Horizontal expansion means building on its “human” platform. How can it use online marketplaces to sell tours around cities, how can it provide local chefs, maybe it can turn into TaskRabbit and install blinds and flat screen TVs, or cleaners. It can leverage connecting people to make money in new areas, but the economics aren’t promising. So it’s more likely to build its brand in habitat and design.

It’s working with developers in unlikely parts of Florida to construct a modern hybrid hotel/home complex. But as yet it’s more franchising its brand than something more substantive. I bet we’ll see Airbnb as a brand that takes a more active role in construction in the future. It’s insane we live in an age of pre-fab buildings, smart homes, 3D printing and $100,000 million of new homes sold per year and no brands have tried to disrupt it. I’d soon expect to see IKEA, Muji, Walmart, WeWork and other large firms make moves into re-imagining home design for today.

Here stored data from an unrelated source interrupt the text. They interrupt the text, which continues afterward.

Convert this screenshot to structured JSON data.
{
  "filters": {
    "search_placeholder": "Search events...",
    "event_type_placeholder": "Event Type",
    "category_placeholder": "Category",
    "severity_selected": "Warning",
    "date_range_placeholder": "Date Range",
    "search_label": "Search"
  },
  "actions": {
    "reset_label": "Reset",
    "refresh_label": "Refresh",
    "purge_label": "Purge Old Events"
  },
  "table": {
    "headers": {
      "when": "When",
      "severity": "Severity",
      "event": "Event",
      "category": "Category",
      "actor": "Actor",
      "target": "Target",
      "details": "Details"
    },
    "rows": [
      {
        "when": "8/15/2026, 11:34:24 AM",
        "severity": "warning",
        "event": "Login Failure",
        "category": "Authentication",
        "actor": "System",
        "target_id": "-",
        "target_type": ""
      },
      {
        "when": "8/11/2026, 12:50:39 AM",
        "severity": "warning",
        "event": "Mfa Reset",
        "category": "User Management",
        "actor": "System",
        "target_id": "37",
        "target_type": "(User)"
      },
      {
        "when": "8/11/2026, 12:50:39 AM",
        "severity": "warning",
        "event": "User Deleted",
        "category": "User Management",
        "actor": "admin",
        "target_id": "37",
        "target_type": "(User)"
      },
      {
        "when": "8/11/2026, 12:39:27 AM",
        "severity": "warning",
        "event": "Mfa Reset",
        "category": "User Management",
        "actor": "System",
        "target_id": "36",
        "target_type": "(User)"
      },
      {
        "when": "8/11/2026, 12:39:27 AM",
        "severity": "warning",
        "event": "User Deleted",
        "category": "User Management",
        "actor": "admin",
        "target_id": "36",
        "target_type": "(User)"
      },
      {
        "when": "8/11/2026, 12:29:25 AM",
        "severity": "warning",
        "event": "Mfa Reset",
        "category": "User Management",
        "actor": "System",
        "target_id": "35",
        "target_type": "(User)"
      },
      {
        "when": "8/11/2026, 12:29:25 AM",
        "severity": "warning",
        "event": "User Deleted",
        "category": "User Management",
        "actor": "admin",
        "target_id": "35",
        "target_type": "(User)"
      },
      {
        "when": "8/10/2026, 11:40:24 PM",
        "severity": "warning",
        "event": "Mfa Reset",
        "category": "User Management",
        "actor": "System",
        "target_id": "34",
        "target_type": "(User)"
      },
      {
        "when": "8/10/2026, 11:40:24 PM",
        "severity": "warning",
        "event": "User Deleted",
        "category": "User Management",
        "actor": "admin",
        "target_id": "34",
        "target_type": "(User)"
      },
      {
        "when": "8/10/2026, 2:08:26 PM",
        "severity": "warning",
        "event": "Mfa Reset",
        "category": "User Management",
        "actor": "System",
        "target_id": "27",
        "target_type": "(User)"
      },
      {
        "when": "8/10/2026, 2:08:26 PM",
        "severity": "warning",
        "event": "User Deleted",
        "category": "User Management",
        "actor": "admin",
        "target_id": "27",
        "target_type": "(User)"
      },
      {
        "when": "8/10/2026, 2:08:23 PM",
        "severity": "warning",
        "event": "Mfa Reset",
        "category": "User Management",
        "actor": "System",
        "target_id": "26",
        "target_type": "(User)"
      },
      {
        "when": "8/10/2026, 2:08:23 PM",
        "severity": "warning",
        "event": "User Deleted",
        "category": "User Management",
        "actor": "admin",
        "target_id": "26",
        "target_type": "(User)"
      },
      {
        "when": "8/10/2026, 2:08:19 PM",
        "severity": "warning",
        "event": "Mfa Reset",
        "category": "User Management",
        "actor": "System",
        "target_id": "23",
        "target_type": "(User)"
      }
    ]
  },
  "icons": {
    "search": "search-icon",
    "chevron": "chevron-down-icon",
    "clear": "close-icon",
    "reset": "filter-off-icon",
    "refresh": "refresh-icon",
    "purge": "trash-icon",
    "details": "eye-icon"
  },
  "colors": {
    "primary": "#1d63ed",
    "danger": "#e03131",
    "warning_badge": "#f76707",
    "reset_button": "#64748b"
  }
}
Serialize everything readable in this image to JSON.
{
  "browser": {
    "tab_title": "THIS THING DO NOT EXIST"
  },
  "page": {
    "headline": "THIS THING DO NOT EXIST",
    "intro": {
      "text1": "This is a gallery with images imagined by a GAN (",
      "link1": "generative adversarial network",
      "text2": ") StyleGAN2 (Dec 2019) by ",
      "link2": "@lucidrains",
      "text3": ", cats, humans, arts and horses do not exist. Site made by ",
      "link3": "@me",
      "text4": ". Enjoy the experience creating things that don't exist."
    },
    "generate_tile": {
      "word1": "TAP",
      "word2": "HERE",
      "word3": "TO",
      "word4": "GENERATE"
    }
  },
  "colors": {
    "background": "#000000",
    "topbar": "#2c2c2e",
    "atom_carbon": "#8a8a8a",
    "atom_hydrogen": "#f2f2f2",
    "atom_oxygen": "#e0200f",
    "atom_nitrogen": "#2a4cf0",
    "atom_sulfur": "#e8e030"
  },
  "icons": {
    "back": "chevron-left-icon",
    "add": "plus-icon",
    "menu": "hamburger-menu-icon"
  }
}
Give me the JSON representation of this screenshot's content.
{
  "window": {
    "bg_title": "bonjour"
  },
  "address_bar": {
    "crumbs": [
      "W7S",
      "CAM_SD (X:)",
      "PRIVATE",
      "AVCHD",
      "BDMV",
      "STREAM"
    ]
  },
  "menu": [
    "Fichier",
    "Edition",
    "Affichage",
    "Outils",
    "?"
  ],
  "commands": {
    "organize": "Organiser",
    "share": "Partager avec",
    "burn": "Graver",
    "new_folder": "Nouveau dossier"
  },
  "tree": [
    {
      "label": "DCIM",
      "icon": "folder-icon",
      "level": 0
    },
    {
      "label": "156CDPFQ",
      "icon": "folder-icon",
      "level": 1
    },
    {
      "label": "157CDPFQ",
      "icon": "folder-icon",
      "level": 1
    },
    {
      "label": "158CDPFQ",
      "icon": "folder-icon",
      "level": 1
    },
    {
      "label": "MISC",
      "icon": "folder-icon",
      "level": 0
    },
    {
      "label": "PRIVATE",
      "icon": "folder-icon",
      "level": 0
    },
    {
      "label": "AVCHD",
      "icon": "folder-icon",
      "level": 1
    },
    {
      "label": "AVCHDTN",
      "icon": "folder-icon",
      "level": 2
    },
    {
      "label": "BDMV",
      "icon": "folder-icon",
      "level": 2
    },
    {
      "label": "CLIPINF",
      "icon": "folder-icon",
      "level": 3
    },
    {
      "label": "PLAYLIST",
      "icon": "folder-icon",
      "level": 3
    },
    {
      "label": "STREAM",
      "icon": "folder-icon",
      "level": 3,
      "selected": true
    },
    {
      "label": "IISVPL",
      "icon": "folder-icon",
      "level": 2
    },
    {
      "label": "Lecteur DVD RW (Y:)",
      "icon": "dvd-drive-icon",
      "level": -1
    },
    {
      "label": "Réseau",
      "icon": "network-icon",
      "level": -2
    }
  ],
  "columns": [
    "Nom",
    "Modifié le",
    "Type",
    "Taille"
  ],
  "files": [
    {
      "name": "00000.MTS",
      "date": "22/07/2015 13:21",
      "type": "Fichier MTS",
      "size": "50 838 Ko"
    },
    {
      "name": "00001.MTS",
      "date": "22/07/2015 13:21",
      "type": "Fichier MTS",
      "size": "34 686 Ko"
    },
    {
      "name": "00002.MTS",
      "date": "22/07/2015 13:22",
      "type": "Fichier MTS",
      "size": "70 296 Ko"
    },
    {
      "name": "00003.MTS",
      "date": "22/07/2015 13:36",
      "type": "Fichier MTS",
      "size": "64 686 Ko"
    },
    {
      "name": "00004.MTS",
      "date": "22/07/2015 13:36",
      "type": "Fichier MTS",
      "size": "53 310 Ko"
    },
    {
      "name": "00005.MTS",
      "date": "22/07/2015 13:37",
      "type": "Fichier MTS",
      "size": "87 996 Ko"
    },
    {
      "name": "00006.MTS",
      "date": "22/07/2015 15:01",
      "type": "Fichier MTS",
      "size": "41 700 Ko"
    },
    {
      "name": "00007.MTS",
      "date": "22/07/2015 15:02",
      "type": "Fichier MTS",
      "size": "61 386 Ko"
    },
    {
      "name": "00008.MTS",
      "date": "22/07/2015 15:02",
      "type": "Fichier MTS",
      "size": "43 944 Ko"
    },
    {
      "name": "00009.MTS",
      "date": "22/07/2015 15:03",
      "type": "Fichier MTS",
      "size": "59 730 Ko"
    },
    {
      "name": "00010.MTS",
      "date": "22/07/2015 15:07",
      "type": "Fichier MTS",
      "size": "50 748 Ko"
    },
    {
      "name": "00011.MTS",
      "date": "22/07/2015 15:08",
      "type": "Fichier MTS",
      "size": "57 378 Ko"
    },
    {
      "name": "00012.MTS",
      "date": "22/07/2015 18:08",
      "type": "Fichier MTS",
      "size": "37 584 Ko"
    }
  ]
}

So as a general rule, these companies have matured, they’ve deepened their offering, they’ve constructed more definable positions. Tencent and Alibaba look to spread into banking and commerce and then probably everything. Netflix wants to make more and more and more content. Tesla wants not to make electric cars, but to accelerate the planet’s move to sustainable energy.

The pace of change is fast, and the next stage of growth is coming. If you’re a bank or a car maker, a TV company, a retailer or a construction outfit, and for many other sectors, it’s time to ask, where are these companies going next and what can be done to get there first?